添加依赖,这里的 ${spark.version}是你当前spark版本,2.11是scala版本
<!-- sparkSteaming跟Kafka整合的依赖 -->
<dependency>
<groupId>org.apache.spark</groupId>
<artifactId>spark-streaming-kafka-0-8_2.11</artifactId>
<version>${spark.version}</version>
</dependency>
参考代码:
package sparkStreaming
import kafka.common.TopicAndPartition
import kafka.message.MessageAndMetadata
import kafka.serializer.StringDecoder
import kafka.utils.{ZKGroupTopicDirs, ZkUtils}
import org.I0Itec.zkclient.ZkClient
import org.apache.spark.SparkConf
import org.apache.spark.streaming.dstream.{DStream, InputDStream}
import org.apache.spark.streaming.kafka.{HasOffsetRanges, KafkaUtils, OffsetRange}
import org.apache.spark.streaming.{Duration, StreamingContext}
object KafkaDirectWordCount {
def main(args: Array[String]): Unit = {
val group = "g001"
val conf = new SparkConf().setAppName("KafkaDirectWordCount").setMaster("local[4]")

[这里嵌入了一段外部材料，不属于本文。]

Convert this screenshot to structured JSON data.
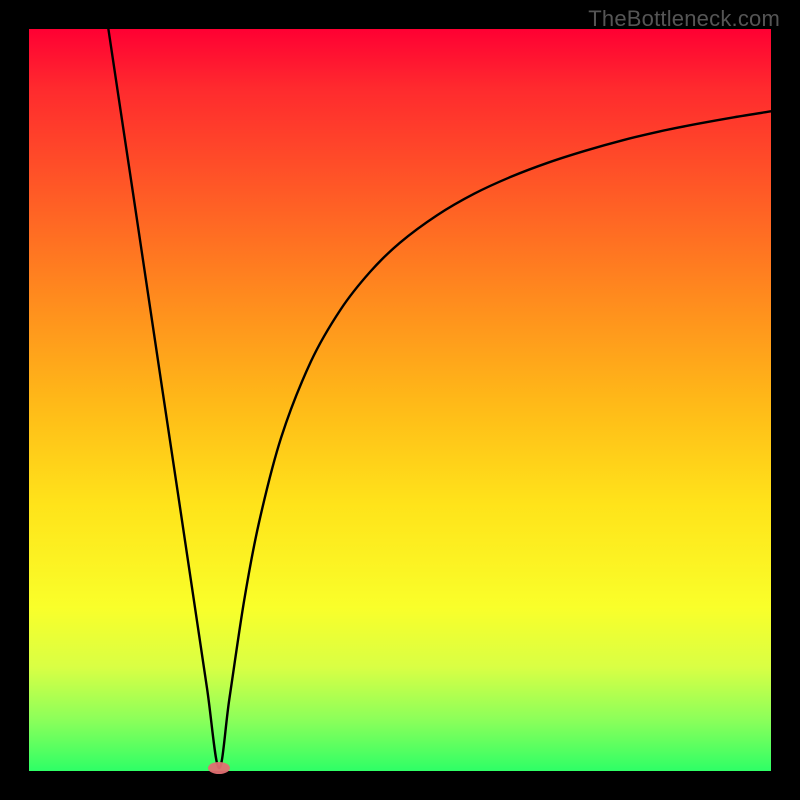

val ssc = new StreamingContext(conf,Duration(5000))
val topic = "first"
//指定kafka的broker地址(sparkStream的Task直连到kafka的分区上,用更加底层的API消费,效率更高)
val brokerList ="hdp-1:9092,hdp-2:9092,hdp-3:9092"

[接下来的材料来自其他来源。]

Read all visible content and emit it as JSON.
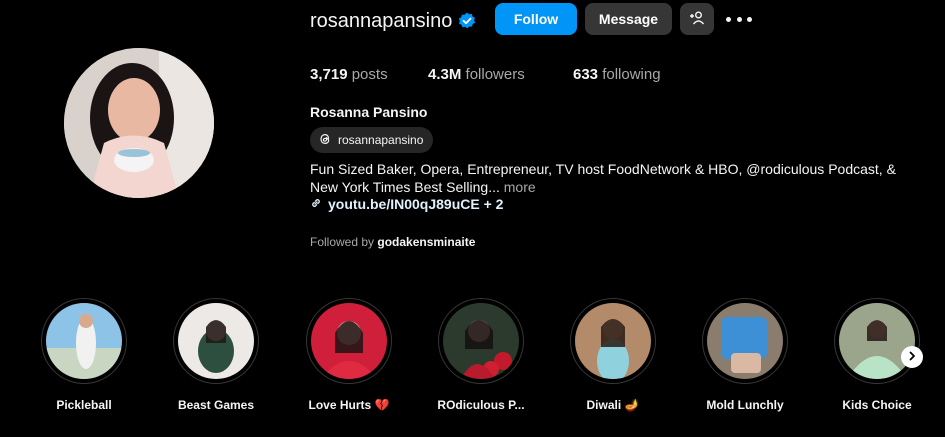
{
  "profile": {
    "username": "rosannapansino",
    "full_name": "Rosanna Pansino",
    "threads_handle": "rosannapansino",
    "bio": "Fun Sized Baker, Opera, Entrepreneur, TV host FoodNetwork & HBO, @rodiculous Podcast, & New York Times Best Selling...",
    "bio_more": "more",
    "link_text": "youtu.be/IN00qJ89uCE + 2",
    "followed_by_prefix": "Followed by",
    "followed_by_user": "godakensminaite"
  },
  "actions": {
    "follow_label": "Follow",
    "message_label": "Message"
  },
  "stats": {
    "posts_count": "3,719",
    "posts_label": "posts",
    "followers_count": "4.3M",
    "followers_label": "followers",
    "following_count": "633",
    "following_label": "following"
  },
  "highlights": [
    {
      "label": "Pickleball"
    },
    {
      "label": "Beast Games"
    },
    {
      "label": "Love Hurts 💔"
    },
    {
      "label": "ROdiculous P..."
    },
    {
      "label": "Diwali 🪔"
    },
    {
      "label": "Mold Lunchly"
    },
    {
      "label": "Kids Choice"
    }
  ],
  "colors": {
    "background": "#000000",
    "follow_button": "#0095f6",
    "secondary_button": "#363636",
    "verified_badge": "#0095f6",
    "muted_text": "#a8a8a8"
  },
  "icons": {
    "verified": "verified-badge-icon",
    "add_user": "add-user-icon",
    "more": "more-options-icon",
    "threads": "threads-icon",
    "link": "link-icon",
    "next": "chevron-right-icon"
  }
}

//指定zk的地址,后期更新消费的偏移量时使用(以后可以使用Redis、MySQL来记录偏移量)
val zkQuorum = "hdp-1:2181,hdp-2:2181,hdp-3:2181"
//创建 stream 时使用的 topic 名字集合,SparkStreaming可同时消费多个topic
val topics:Set[String] = Set(topic)
//创建一个 ZKGroupTopicDirs 对象,其实是指定往zk中写入数据的目录,用于保存偏移量
val topicDirs = new ZKGroupTopicDirs(group,topic)
//获取zookeeper中的路径
val zkTopicPath = s"${topicDirs.consumerOffsetDir}"
//准备kafka的参数
val kafkaParams = Map(
"metadata.broker.list" -> brokerList,
"group.id" -> group,
//从头开始读取数据
"auth.offset.reset" -> kafka.api.OffsetRequest.SmallestTimeString
)
//zookeeper的host和ip,创建一个client,用于跟新偏移量
//zookepper的客户端,可以从zk中读取偏移量数据,并跟新偏移量
val zkClient = new ZkClient(zkQuorum)
val children = zkClient.countChildren(zkTopicPath)
var kafkaStream:InputDStream[(String,String )] = null
//如果zookeeper中有保存offset,我们会利用这个offset作为kafkaStream的
//起始位置
var fromOffsets: Map[TopicAndPartition, Long] = Map()
//如果保存过offset
if (children >0){
for (i <- 0 until children){
val partitionOffset = zkClient.readData[String](s"$zkTopicPath/${i}")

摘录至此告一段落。